Is this a bug in how permalinks work or am I doing this wrong?
“/” is the path separator and kind of “goes without saying”. Let’s just say that what you want to do isn’t currently supported, and I have no good suggestions for a workaround, either.
What you are asking is to be able to have both of those URLs resolve (or redirect) to the same content. The point of optional parts of a URL is so that you can pass around the shorter URL and have it work just as if the longer has been used.
But I don’t see the need to name content as 123, or why I would ever have someone use the shorter URL when I have the longer URL available.
Issue #2 can be solved with an alias today. However, if you really want it to act like SO where “/123/fragment” would redirect to “/123/fragment-of-my-title”, you’ll need to rely on your web server for that.
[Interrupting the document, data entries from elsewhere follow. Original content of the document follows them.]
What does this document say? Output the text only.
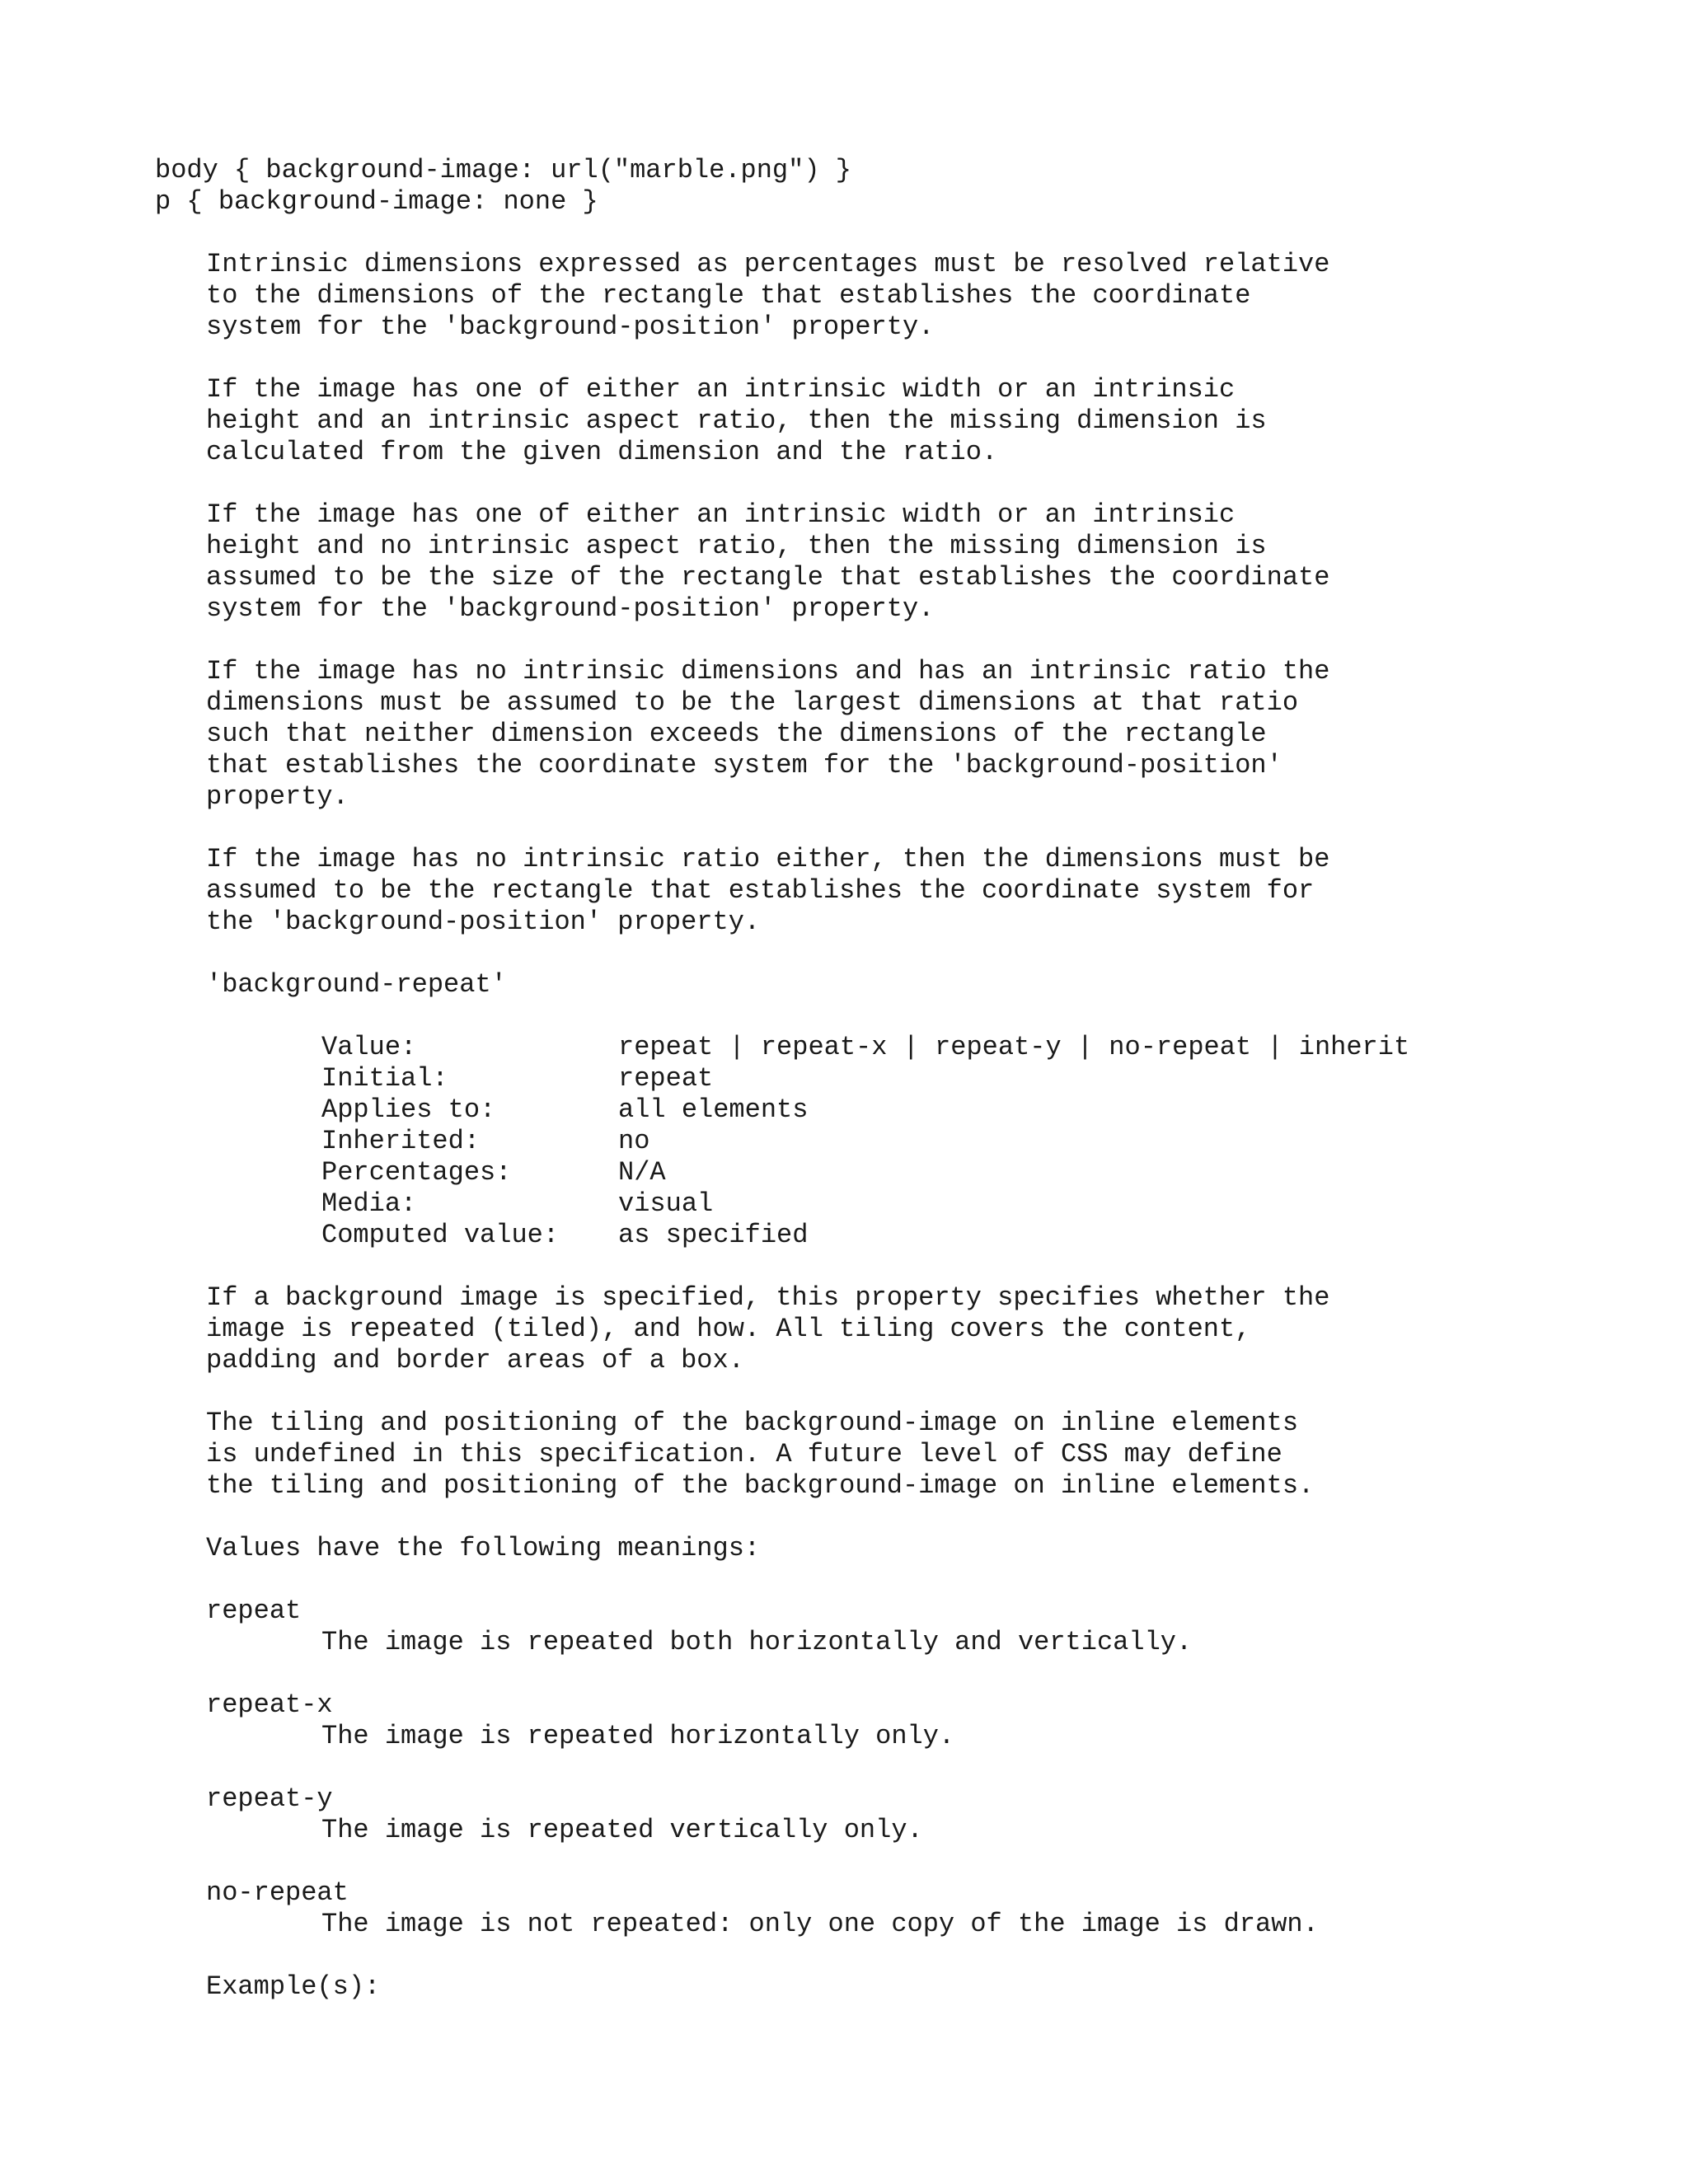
body { background-image: url("marble.png") }
p { background-image: none }
Intrinsic dimensions expressed as percentages must be resolved relative
to the dimensions of the rectangle that establishes the coordinate
system for the 'background-position' property.
If the image has one of either an intrinsic width or an intrinsic
height and an intrinsic aspect ratio, then the missing dimension is
calculated from the given dimension and the ratio.
If the image has one of either an intrinsic width or an intrinsic
height and no intrinsic aspect ratio, then the missing dimension is
assumed to be the size of the rectangle that establishes the coordinate
system for the 'background-position' property.
If the image has no intrinsic dimensions and has an intrinsic ratio the
dimensions must be assumed to be the largest dimensions at that ratio
such that neither dimension exceeds the dimensions of the rectangle
that establishes the coordinate system for the 'background-position'
property.
If the image has no intrinsic ratio either, then the dimensions must be
assumed to be the rectangle that establishes the coordinate system for
the 'background-position' property.
'background-repeat'
Value:	repeat | repeat-x | repeat-y | no-repeat | inherit
Initial:	repeat
Applies to:	all elements
Inherited:	no
Percentages:	N/A
Media:	visual
Computed value: as specified
If a background image is specified, this property specifies whether the
image is repeated (tiled), and how. All tiling covers the content,
padding and border areas of a box.
The tiling and positioning of the background-image on inline elements
is undefined in this specification. A future level of CSS may define
the tiling and positioning of the background-image on inline elements.
Values have the following meanings:
repeat
The image is repeated both horizontally and vertically.
repeat-x
The image is repeated horizontally only.
repeat-y
The image is repeated vertically only.
no-repeat
The image is not repeated: only one copy of the image is drawn.
Example(s):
An anchored URL should point to something that exists, I don’t see that in your example
The current permalink maps to a physical location on disk, so a “patch” should start by doing some analyse of how involved such a change will be – and sketch up a proposal/design.
But we should first decide if this is something we want. You are the first user asking for it, so unless the hordes are chiming in with a “me want this, too”, I don’t see the greater value in spending time on it.